Figure 6 displays were I put the sand mine locations compared to the actual locations. A great majority of the locations were correct. However, two locations in Barron County and one location in Jackson County were incorrect. The reason for this is that there was no mine located were the PLSS data said the mine was supposed to be. The DNR website was used to place these three mine locations which turned out not to be the actual locations. A likely possibility is that these mines are no longer active. The locations on the DNR website may have just been active mines owned by the same company. 

A reason for the large distance (3000 meters) between were I placed the mine locations and the actual mine locations has to do with were I placed the address. The address was placed were the driveway met the main road, whereas, the DNR placed the mine location directly on top of the mine itself. This would account for a good portion of the error. 

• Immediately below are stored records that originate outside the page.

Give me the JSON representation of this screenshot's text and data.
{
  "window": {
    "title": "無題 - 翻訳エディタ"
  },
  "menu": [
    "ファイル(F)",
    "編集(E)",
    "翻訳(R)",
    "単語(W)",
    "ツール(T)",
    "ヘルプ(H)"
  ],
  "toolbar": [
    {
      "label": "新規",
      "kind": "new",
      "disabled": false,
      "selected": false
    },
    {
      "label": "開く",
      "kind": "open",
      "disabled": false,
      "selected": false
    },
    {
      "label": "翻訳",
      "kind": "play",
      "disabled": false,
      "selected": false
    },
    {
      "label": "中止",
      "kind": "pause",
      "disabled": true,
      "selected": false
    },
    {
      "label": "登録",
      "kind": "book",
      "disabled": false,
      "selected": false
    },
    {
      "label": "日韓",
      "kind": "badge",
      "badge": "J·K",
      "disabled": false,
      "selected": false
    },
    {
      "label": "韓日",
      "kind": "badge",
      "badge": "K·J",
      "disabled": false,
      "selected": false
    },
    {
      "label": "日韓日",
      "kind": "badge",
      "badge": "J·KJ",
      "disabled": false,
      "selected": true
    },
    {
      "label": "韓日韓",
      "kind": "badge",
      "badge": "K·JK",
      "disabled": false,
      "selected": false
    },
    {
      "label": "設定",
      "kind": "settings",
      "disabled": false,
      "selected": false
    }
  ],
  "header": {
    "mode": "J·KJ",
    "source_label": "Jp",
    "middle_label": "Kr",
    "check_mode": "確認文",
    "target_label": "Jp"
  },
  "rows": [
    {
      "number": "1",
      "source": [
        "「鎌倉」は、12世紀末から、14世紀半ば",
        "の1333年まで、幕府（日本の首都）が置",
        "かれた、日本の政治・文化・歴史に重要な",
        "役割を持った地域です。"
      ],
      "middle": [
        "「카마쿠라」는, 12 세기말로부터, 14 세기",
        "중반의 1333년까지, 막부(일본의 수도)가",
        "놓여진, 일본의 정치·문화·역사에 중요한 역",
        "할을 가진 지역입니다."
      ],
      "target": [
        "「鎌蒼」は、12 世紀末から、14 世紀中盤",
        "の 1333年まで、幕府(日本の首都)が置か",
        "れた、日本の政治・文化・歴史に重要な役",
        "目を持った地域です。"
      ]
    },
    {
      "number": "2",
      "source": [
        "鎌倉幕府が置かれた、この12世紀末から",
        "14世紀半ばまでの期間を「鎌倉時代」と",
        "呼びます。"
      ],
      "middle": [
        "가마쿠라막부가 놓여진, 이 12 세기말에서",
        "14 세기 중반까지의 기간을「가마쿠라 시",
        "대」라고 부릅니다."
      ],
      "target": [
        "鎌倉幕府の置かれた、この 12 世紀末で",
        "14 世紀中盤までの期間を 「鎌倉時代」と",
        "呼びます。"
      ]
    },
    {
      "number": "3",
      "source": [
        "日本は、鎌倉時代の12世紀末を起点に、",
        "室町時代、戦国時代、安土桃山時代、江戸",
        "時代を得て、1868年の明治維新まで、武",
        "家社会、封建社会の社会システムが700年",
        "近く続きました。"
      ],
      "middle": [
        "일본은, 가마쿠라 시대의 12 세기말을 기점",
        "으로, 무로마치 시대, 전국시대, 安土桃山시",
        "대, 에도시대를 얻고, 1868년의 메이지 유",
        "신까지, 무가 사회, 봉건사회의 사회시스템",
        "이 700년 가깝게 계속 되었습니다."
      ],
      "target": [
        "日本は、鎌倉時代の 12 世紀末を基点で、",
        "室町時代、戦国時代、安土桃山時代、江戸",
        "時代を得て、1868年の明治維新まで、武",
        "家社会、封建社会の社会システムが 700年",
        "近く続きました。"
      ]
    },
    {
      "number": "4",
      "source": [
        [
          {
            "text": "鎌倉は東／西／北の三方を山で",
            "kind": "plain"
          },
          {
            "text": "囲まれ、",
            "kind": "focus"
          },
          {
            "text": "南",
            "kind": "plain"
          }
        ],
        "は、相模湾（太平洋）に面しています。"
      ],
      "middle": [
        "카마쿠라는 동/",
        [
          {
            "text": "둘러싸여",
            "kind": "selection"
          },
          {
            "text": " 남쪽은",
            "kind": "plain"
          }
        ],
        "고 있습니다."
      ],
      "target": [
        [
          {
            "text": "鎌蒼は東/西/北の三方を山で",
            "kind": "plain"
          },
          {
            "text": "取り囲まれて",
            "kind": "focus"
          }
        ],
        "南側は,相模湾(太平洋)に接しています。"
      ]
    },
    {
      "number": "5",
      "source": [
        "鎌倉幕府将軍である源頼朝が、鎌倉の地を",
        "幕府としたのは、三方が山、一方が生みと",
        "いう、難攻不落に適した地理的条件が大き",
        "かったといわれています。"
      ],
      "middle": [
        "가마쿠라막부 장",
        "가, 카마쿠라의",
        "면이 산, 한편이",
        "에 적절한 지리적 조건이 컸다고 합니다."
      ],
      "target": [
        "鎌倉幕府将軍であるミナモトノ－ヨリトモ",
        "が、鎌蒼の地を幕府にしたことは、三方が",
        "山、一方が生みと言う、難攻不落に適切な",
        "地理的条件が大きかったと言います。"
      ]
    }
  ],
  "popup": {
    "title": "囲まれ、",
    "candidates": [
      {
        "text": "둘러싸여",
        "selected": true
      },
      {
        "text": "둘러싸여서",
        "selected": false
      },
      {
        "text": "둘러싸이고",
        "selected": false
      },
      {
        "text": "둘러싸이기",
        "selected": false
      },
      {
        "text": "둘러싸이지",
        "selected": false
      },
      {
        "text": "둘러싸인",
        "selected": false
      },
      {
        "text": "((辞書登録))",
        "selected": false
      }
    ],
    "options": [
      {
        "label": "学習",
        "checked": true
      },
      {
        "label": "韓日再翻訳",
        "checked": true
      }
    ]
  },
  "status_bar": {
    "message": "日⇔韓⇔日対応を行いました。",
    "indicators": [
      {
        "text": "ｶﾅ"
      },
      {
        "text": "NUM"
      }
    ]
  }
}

 Figure 5. Table showing the distances between the locations of my mines and the actual locations, as well as the distances between my mines and locations were the class put the mines. The right side is the distances between my mines locations and the class mines locations. 


Figure 6. Map displaying geocoded mine locations compared to the actual mine locations as provided by the WIDNR. 

Conclusion:

Overall, the lab was very effective in teaching how to geocode. Geocoding is an important skill to posses and should prove useful in the future. In the future, making sure every location is exactly were it should be will be the primary focus. The lab was also very helpful because required the data to be normalized. Normalizing data is often overlooked even though it is extremely important. If ones data is not normalized then it cannot be used in ArcMap.